By Rob Rainer and Josephine Grey
July 16, 2017
Human rights are conditions of life that are “inherent to all human beings, whatever our nationality, place of residence, sex, national or ethnic origin, colour, religion, language, or any other status.” They are designed to inform and support positive relationships between individuals, families, communities, institutions, and states. The principles which underlie and the treaties and laws that articulate them—if defended and upheld —anchor our humanity and civilization.
Thus, “every individual is a rights-holder, having inherent dignity and equal worth. There are also duty-bearers (primarily states and their agencies) with correlative obligations. International human rights law, and the mechanisms that use, interpret and apply that law, provide a normative basis for understanding the content of these rights and obligations. Human rights provide mechanisms both outside the courtroom and within it by which rights-holders can seek to hold duty-bearers accountable.”

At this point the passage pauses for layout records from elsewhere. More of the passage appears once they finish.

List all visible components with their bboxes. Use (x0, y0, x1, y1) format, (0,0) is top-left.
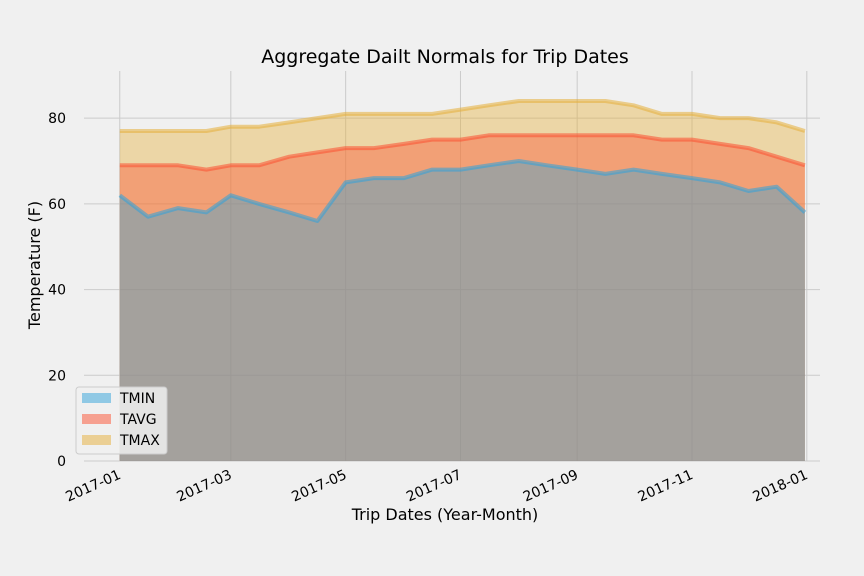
x-tick-labels: 2017-01 2017-03 2017-05 2017-07 2017-09 2017-… (63, 467, 810, 505)
y-tick-label: 40 (48, 283, 66, 299)
area-tmin (119, 161, 805, 461)
area-tmax (119, 101, 805, 461)
legend-label-tmin: TMIN (119, 391, 155, 407)
line-tavg (119, 133, 806, 172)
y-axis-label: Temperature (F) (25, 201, 44, 330)
x-tick-label: 2017-01 (63, 467, 123, 505)
x-axis-label: Trip Dates (Year-Month) (351, 505, 539, 524)
chart-title: Aggregate Dailt Normals for Trip Dates (261, 46, 629, 68)
x-tick-label: 2018-01 (751, 467, 811, 505)
y-tick-label: 60 (48, 197, 66, 213)
line-tmin (118, 159, 807, 223)
x-tick-label: 2017-07 (404, 467, 464, 505)
y-tick-label: 0 (57, 454, 66, 470)
grid-lines (84, 71, 820, 462)
series-lines (118, 99, 807, 223)
series-areas (119, 101, 805, 462)
legend-label-tmax: TMAX (119, 433, 160, 449)
legend: TMIN TAVG TMAX (75, 386, 168, 455)
y-tick-labels: 0 20 40 60 80 (48, 111, 66, 470)
area-tavg (119, 135, 805, 462)
legend-swatch-tmin (82, 393, 111, 403)
x-tick-label: 2017-09 (521, 467, 581, 505)
x-tick-label: 2017-03 (175, 467, 235, 505)
y-tick-label: 80 (48, 111, 66, 127)
legend-label-tavg: TAVG (119, 412, 157, 428)
x-tick-label: 2017-11 (636, 467, 696, 505)
x-tick-label: 2017-05 (289, 467, 349, 505)
line-tmax (119, 99, 806, 133)
legend-swatch-tavg (82, 414, 111, 424)
legend-swatch-tmax (82, 435, 111, 445)
y-tick-label: 20 (48, 368, 66, 384)
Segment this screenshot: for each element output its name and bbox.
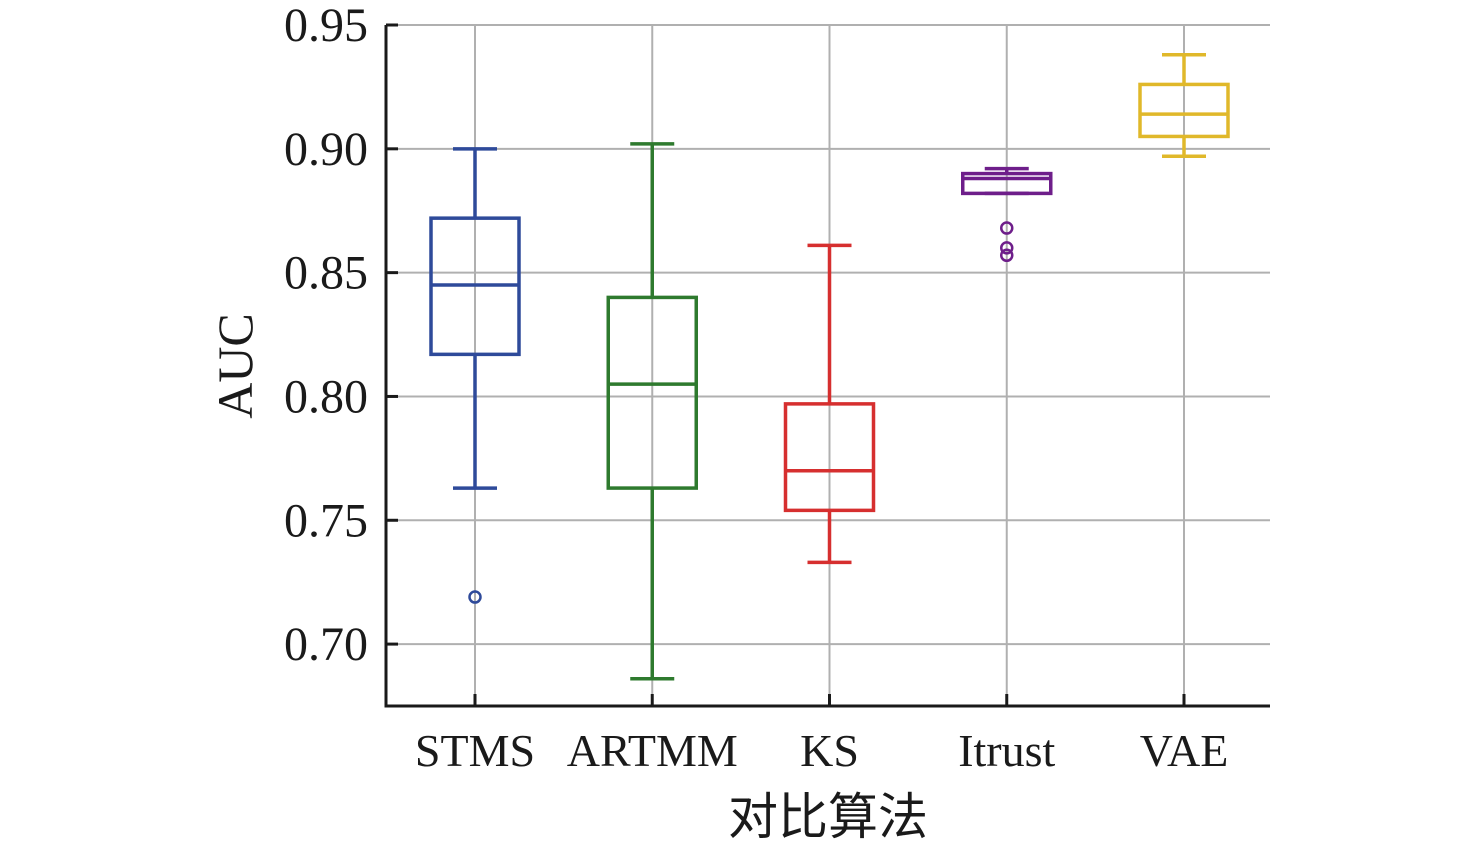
box-iqr — [783, 402, 876, 513]
outlier-point — [1000, 241, 1014, 255]
outlier-point — [1000, 221, 1014, 235]
y-tick-label: 0.95 — [284, 0, 368, 52]
box-group — [961, 166, 1053, 263]
axis-layer — [384, 23, 1270, 708]
box-group — [1138, 52, 1230, 158]
y-tick-label: 0.70 — [284, 618, 368, 671]
y-axis-title: AUC — [207, 313, 263, 419]
box-layer — [429, 52, 1230, 681]
x-tick-label: Itrust — [958, 725, 1055, 776]
x-tick-label: KS — [800, 725, 859, 776]
x-tick-label: STMS — [415, 725, 535, 776]
y-tick-label: 0.85 — [284, 247, 368, 300]
box-iqr — [606, 295, 698, 490]
x-tick-label: ARTMM — [567, 725, 738, 776]
box-group — [783, 243, 876, 565]
y-tick-label: 0.90 — [284, 123, 368, 176]
outlier-point — [468, 590, 482, 604]
axis-lines — [384, 25, 1270, 708]
y-tick-label: 0.80 — [284, 370, 368, 423]
y-tick-label: 0.75 — [284, 494, 368, 547]
x-tick-label: VAE — [1140, 725, 1229, 776]
box-iqr — [1138, 82, 1230, 139]
x-axis-title: 对比算法 — [728, 789, 928, 845]
outlier-point — [1000, 248, 1014, 263]
label-layer: 0.70 0.75 0.80 0.85 0.90 0.95 STMS ARTMM KS Itrus… — [284, 0, 1228, 776]
box-iqr — [961, 171, 1053, 196]
box-group — [606, 142, 698, 681]
box-group — [429, 147, 521, 604]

At the core of human rights are the ideals and goals of the “four freedoms” articulated by US President Franklin Delano Roosevelt—freedom of speech, freedom of worship, freedom from fear, and freedom from want—and also the primary goal of self-determination. To achieve these conditions, it is also understood that while all rights are “interrelated, interdependent and indivisible,” the absolute basics of life (e.g., water, food, clothing, and shelter) must first be met.